AN OPEN LETTER TO MY "UPSTAIRS" RELATIVES

After spending a frustrating evening pouring over illegible handwriting in badly damaged and out of focus parish registers - and still NOT finding my relatives, I thought it was time to send an open email to all my "Upstairs" relatives who have gone to Heaven (99% of them), or the Other Place (1%). The text follows. Feel free to insert your own relative's names where appropriate.

 

Dear ______________,

I am your ___________ and living in the 21st century here in _________. I am sitting in front of a microfilm projector (I'll explain what that is in a later email) in a great research library run by really nice people trying to decipher the small and shaky handwriting of your parish's curate. He must have either been vertically challenged or had palsy - because it's unreadable. At least I think it's your parish! I'm not even sure of the decade! Thanks for leaving such a good paper trail. (sarcasm intended).

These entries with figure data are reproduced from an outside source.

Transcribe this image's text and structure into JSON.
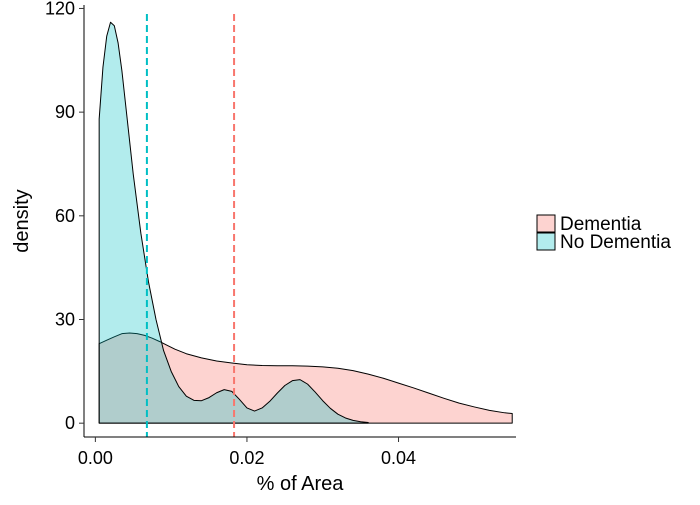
{
  "chart_data": {
    "type": "area",
    "title": "",
    "xlabel": "% of Area",
    "ylabel": "density",
    "xlim": [
      -0.0015,
      0.0555
    ],
    "ylim": [
      -4,
      121
    ],
    "x_ticks": [
      0.0,
      0.02,
      0.04
    ],
    "x_tick_labels": [
      "0.00",
      "0.02",
      "0.04"
    ],
    "y_ticks": [
      0,
      30,
      60,
      90,
      120
    ],
    "y_tick_labels": [
      "0",
      "30",
      "60",
      "90",
      "120"
    ],
    "grid": false,
    "legend_position": "right",
    "series": [
      {
        "name": "Dementia",
        "fill": "#F8766D",
        "fill_opacity": 0.32,
        "mean": 0.0183,
        "mean_line_color": "#F8766D",
        "x": [
          0.0005,
          0.0015,
          0.0025,
          0.0035,
          0.0045,
          0.0055,
          0.0065,
          0.0075,
          0.0085,
          0.0095,
          0.0105,
          0.012,
          0.014,
          0.016,
          0.018,
          0.02,
          0.022,
          0.024,
          0.026,
          0.028,
          0.03,
          0.032,
          0.034,
          0.036,
          0.038,
          0.04,
          0.042,
          0.044,
          0.046,
          0.048,
          0.05,
          0.052,
          0.054,
          0.055
        ],
        "y": [
          23,
          24,
          25,
          25.9,
          26.1,
          25.9,
          25.4,
          24.6,
          23.6,
          22.5,
          21.4,
          20.1,
          18.9,
          18,
          17.4,
          16.9,
          16.7,
          16.6,
          16.6,
          16.5,
          16.3,
          15.9,
          15.2,
          14.2,
          13,
          11.6,
          10.2,
          8.7,
          7.2,
          5.8,
          4.7,
          3.7,
          3,
          2.8
        ]
      },
      {
        "name": "No Dementia",
        "fill": "#00BFC4",
        "fill_opacity": 0.3,
        "mean": 0.0068,
        "mean_line_color": "#00BFC4",
        "x": [
          0.0005,
          0.001,
          0.0015,
          0.002,
          0.0025,
          0.003,
          0.0035,
          0.004,
          0.005,
          0.006,
          0.007,
          0.008,
          0.009,
          0.01,
          0.011,
          0.012,
          0.013,
          0.014,
          0.015,
          0.016,
          0.017,
          0.018,
          0.019,
          0.02,
          0.021,
          0.022,
          0.023,
          0.024,
          0.025,
          0.026,
          0.027,
          0.028,
          0.029,
          0.03,
          0.031,
          0.032,
          0.033,
          0.034,
          0.035,
          0.036
        ],
        "y": [
          88,
          103,
          112,
          116,
          115,
          110,
          102,
          92,
          72,
          55,
          41,
          30,
          21,
          15,
          10.6,
          7.8,
          6.6,
          6.5,
          7.4,
          8.8,
          9.7,
          9.2,
          6.9,
          4.4,
          3.5,
          4.4,
          6.3,
          8.7,
          10.9,
          12.3,
          12.6,
          11.3,
          9,
          6.5,
          4.3,
          2.6,
          1.5,
          0.8,
          0.4,
          0.2
        ]
      }
    ]
  }
}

According to family legend, you and your wife ____________ had ______ children, some of whom lived beyond infancy. Yet not a single one was recorded in the parish records! I can't even find your marriage certificate.

You two WERE married, right:? Didn't you know that there would be legions of people like me fanatically spending their waking hours and small fortunes looking for any and all traces of your lives? Were you just stubborn, couldn't afford the fees, or not members of the Established Church? You're wondering, "What's all the fuss, we're dead as doornails?" We're not sure, but I think down here we're infected with the same disease: Rootsus obsessionus.

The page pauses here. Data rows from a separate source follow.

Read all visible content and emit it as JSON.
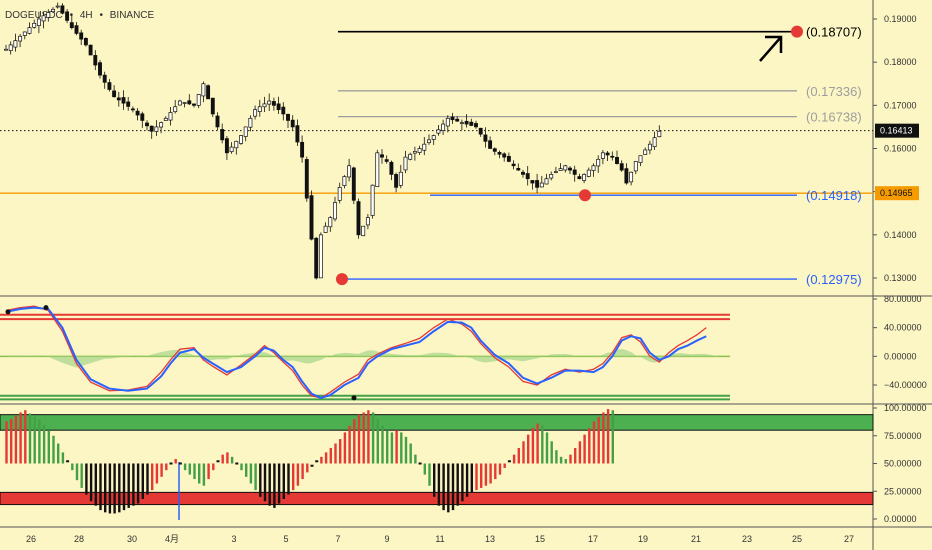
{
  "header": {
    "symbol": "DOGEUSDC",
    "interval": "4H",
    "exchange": "BINANCE",
    "separator": "•"
  },
  "chart_data": [
    {
      "type": "candlestick",
      "pane": "price",
      "y_ticks": [
        "0.19000",
        "0.18000",
        "0.17000",
        "0.16000",
        "0.15000",
        "0.14000",
        "0.13000"
      ],
      "ylim": [
        0.1265,
        0.1915
      ],
      "x_ticks": [
        "26",
        "28",
        "30",
        "4月",
        "3",
        "5",
        "7",
        "9",
        "11",
        "13",
        "15",
        "17",
        "19",
        "21",
        "23",
        "25",
        "27"
      ],
      "current_price": "0.16413",
      "orange_line_price": "0.14965",
      "levels": [
        {
          "label": "(0.18707)",
          "value": 0.18707,
          "color": "#000000"
        },
        {
          "label": "(0.17336)",
          "value": 0.17336,
          "color": "#9e9e9e"
        },
        {
          "label": "(0.16738)",
          "value": 0.16738,
          "color": "#9e9e9e"
        },
        {
          "label": "(0.14918)",
          "value": 0.14918,
          "color": "#2962ff"
        },
        {
          "label": "(0.12975)",
          "value": 0.12975,
          "color": "#2962ff"
        }
      ],
      "marked_points": [
        {
          "x_index": 66,
          "value": 0.12975
        },
        {
          "x_index": 113,
          "value": 0.14918
        },
        {
          "x_index": 154,
          "value": 0.18707
        }
      ],
      "price_path": [
        [
          0,
          0.183
        ],
        [
          3,
          0.186
        ],
        [
          7,
          0.19
        ],
        [
          11,
          0.193
        ],
        [
          14,
          0.188
        ],
        [
          17,
          0.184
        ],
        [
          20,
          0.177
        ],
        [
          23,
          0.172
        ],
        [
          27,
          0.169
        ],
        [
          31,
          0.164
        ],
        [
          34,
          0.167
        ],
        [
          37,
          0.171
        ],
        [
          40,
          0.17
        ],
        [
          42,
          0.175
        ],
        [
          44,
          0.168
        ],
        [
          47,
          0.159
        ],
        [
          50,
          0.163
        ],
        [
          53,
          0.169
        ],
        [
          56,
          0.171
        ],
        [
          59,
          0.168
        ],
        [
          61,
          0.165
        ],
        [
          63,
          0.158
        ],
        [
          65,
          0.139
        ],
        [
          66,
          0.13
        ],
        [
          67,
          0.14
        ],
        [
          69,
          0.144
        ],
        [
          71,
          0.151
        ],
        [
          73,
          0.156
        ],
        [
          75,
          0.14
        ],
        [
          77,
          0.144
        ],
        [
          79,
          0.159
        ],
        [
          81,
          0.157
        ],
        [
          83,
          0.151
        ],
        [
          85,
          0.158
        ],
        [
          88,
          0.16
        ],
        [
          91,
          0.163
        ],
        [
          94,
          0.167
        ],
        [
          97,
          0.166
        ],
        [
          100,
          0.165
        ],
        [
          103,
          0.16
        ],
        [
          106,
          0.158
        ],
        [
          109,
          0.155
        ],
        [
          113,
          0.151
        ],
        [
          116,
          0.154
        ],
        [
          119,
          0.156
        ],
        [
          122,
          0.153
        ],
        [
          125,
          0.156
        ],
        [
          127,
          0.159
        ],
        [
          129,
          0.158
        ],
        [
          131,
          0.155
        ],
        [
          132,
          0.152
        ],
        [
          134,
          0.157
        ],
        [
          137,
          0.161
        ],
        [
          139,
          0.164
        ]
      ]
    },
    {
      "type": "line",
      "pane": "stochastic",
      "y_ticks": [
        "80.00000",
        "40.00000",
        "0.00000",
        "−40.00000"
      ],
      "ylim": [
        -63,
        80
      ],
      "bands": {
        "upper": [
          58,
          52
        ],
        "lower": [
          -55,
          -60
        ]
      },
      "series": [
        {
          "color": "#2962ff",
          "points": [
            [
              0,
              62
            ],
            [
              3,
              66
            ],
            [
              6,
              68
            ],
            [
              9,
              66
            ],
            [
              12,
              40
            ],
            [
              15,
              -5
            ],
            [
              18,
              -32
            ],
            [
              22,
              -45
            ],
            [
              26,
              -48
            ],
            [
              30,
              -45
            ],
            [
              33,
              -28
            ],
            [
              35,
              -10
            ],
            [
              37,
              5
            ],
            [
              40,
              10
            ],
            [
              42,
              -2
            ],
            [
              44,
              -10
            ],
            [
              47,
              -22
            ],
            [
              50,
              -15
            ],
            [
              53,
              0
            ],
            [
              55,
              12
            ],
            [
              57,
              8
            ],
            [
              59,
              -5
            ],
            [
              61,
              -15
            ],
            [
              63,
              -35
            ],
            [
              65,
              -52
            ],
            [
              67,
              -58
            ],
            [
              69,
              -54
            ],
            [
              72,
              -40
            ],
            [
              75,
              -30
            ],
            [
              77,
              -10
            ],
            [
              79,
              0
            ],
            [
              82,
              10
            ],
            [
              85,
              15
            ],
            [
              88,
              20
            ],
            [
              91,
              35
            ],
            [
              94,
              48
            ],
            [
              97,
              47
            ],
            [
              99,
              40
            ],
            [
              101,
              22
            ],
            [
              104,
              2
            ],
            [
              107,
              -10
            ],
            [
              110,
              -30
            ],
            [
              113,
              -38
            ],
            [
              116,
              -30
            ],
            [
              119,
              -20
            ],
            [
              122,
              -20
            ],
            [
              125,
              -22
            ],
            [
              127,
              -15
            ],
            [
              129,
              0
            ],
            [
              131,
              22
            ],
            [
              133,
              28
            ],
            [
              135,
              25
            ],
            [
              137,
              5
            ],
            [
              139,
              -5
            ],
            [
              141,
              0
            ],
            [
              143,
              10
            ],
            [
              145,
              15
            ],
            [
              147,
              22
            ],
            [
              149,
              28
            ]
          ]
        },
        {
          "color": "#e53935",
          "points": [
            [
              0,
              64
            ],
            [
              3,
              68
            ],
            [
              6,
              70
            ],
            [
              9,
              64
            ],
            [
              12,
              35
            ],
            [
              15,
              -10
            ],
            [
              18,
              -36
            ],
            [
              22,
              -48
            ],
            [
              26,
              -47
            ],
            [
              30,
              -42
            ],
            [
              33,
              -22
            ],
            [
              35,
              -5
            ],
            [
              37,
              10
            ],
            [
              40,
              12
            ],
            [
              42,
              -5
            ],
            [
              44,
              -14
            ],
            [
              47,
              -26
            ],
            [
              50,
              -12
            ],
            [
              53,
              3
            ],
            [
              55,
              15
            ],
            [
              57,
              5
            ],
            [
              59,
              -8
            ],
            [
              61,
              -20
            ],
            [
              63,
              -40
            ],
            [
              65,
              -55
            ],
            [
              67,
              -58
            ],
            [
              69,
              -50
            ],
            [
              72,
              -36
            ],
            [
              75,
              -25
            ],
            [
              77,
              -5
            ],
            [
              79,
              3
            ],
            [
              82,
              12
            ],
            [
              85,
              18
            ],
            [
              88,
              25
            ],
            [
              91,
              40
            ],
            [
              94,
              52
            ],
            [
              97,
              45
            ],
            [
              99,
              35
            ],
            [
              101,
              18
            ],
            [
              104,
              -2
            ],
            [
              107,
              -15
            ],
            [
              110,
              -35
            ],
            [
              113,
              -40
            ],
            [
              116,
              -26
            ],
            [
              119,
              -18
            ],
            [
              122,
              -22
            ],
            [
              125,
              -18
            ],
            [
              127,
              -10
            ],
            [
              129,
              5
            ],
            [
              131,
              26
            ],
            [
              133,
              30
            ],
            [
              135,
              20
            ],
            [
              137,
              0
            ],
            [
              139,
              -8
            ],
            [
              141,
              5
            ],
            [
              143,
              15
            ],
            [
              145,
              22
            ],
            [
              147,
              30
            ],
            [
              149,
              40
            ]
          ]
        }
      ]
    },
    {
      "type": "bar",
      "pane": "oscillator",
      "y_ticks": [
        "100.00000",
        "75.00000",
        "50.00000",
        "25.00000",
        "0.00000"
      ],
      "ylim": [
        -5,
        102
      ],
      "zones": [
        {
          "from": 80,
          "to": 94,
          "color": "#4caf50"
        },
        {
          "from": 13,
          "to": 24,
          "color": "#e53935"
        }
      ],
      "values": [
        88,
        90,
        93,
        96,
        98,
        95,
        92,
        90,
        85,
        80,
        75,
        68,
        60,
        52,
        44,
        35,
        28,
        22,
        16,
        12,
        8,
        6,
        5,
        5,
        6,
        8,
        10,
        12,
        14,
        18,
        22,
        26,
        32,
        38,
        44,
        50,
        54,
        50,
        44,
        40,
        36,
        32,
        30,
        36,
        44,
        52,
        58,
        60,
        56,
        50,
        44,
        38,
        32,
        26,
        20,
        16,
        12,
        10,
        14,
        18,
        22,
        26,
        30,
        36,
        42,
        48,
        52,
        56,
        60,
        64,
        68,
        72,
        78,
        84,
        90,
        94,
        96,
        98,
        96,
        90,
        84,
        80,
        78,
        80,
        78,
        74,
        68,
        58,
        50,
        40,
        30,
        20,
        12,
        8,
        6,
        8,
        12,
        16,
        20,
        24,
        26,
        28,
        30,
        32,
        36,
        40,
        46,
        52,
        58,
        64,
        70,
        76,
        82,
        86,
        84,
        78,
        70,
        62,
        56,
        54,
        58,
        64,
        70,
        76,
        82,
        88,
        92,
        96,
        99,
        98
      ]
    }
  ]
}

Of course, WE are going to leave better records for our descendants! Anyway, I'm glad I was able to vent my frustrations upward. If I couldn't do that, I'd probably popped the obnoxious researcher next to me who is right now translating an old record in German - and out loud, for goodness sakes! I have an idea.......

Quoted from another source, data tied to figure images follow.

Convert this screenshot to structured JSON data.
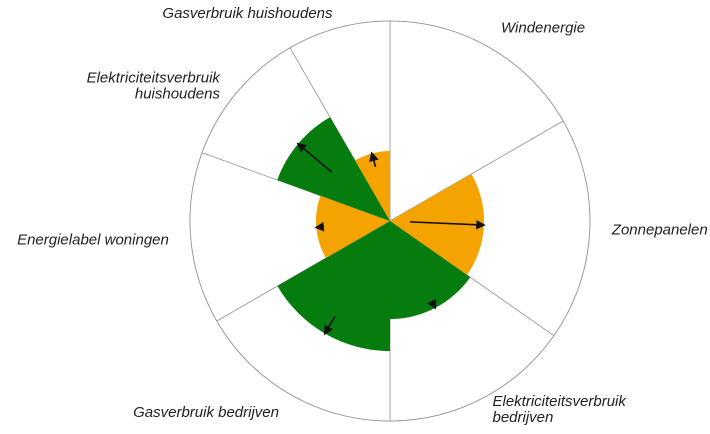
{
  "chart_data": {
    "type": "rose",
    "labels": [
      [
        "Windenergie"
      ],
      [
        "Zonnepanelen"
      ],
      [
        "Elektriciteitsverbruik",
        "bedrijven"
      ],
      [
        "Gasverbruik bedrijven"
      ],
      [
        "Energielabel woningen"
      ],
      [
        "Elektriciteitsverbruik",
        "huishoudens"
      ],
      [
        "Gasverbruik huishoudens"
      ]
    ],
    "spans": [
      60,
      65,
      55,
      60,
      50,
      40,
      30
    ],
    "values": [
      0,
      47,
      49,
      65,
      37,
      60,
      35
    ],
    "previous": [
      null,
      10,
      47,
      55,
      35,
      38,
      28
    ],
    "colors": [
      "#f5a300",
      "#f5a300",
      "#067c0e",
      "#067c0e",
      "#f5a300",
      "#067c0e",
      "#f5a300"
    ],
    "rlim": [
      0,
      100
    ]
  }
}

When I'm "dead-on" (pardon the expression) to finding the correct record, give me some sort of a sign. Make the projector bulb flicker twice. Or, if it must be done in the privacy of my own home, I have a cocker spaniel. Talk through him. That will get my attention for sure. Thanks for listening. I'll be better in the morning......I'll be back at the library tomorrow night for Round 14, so catch me there.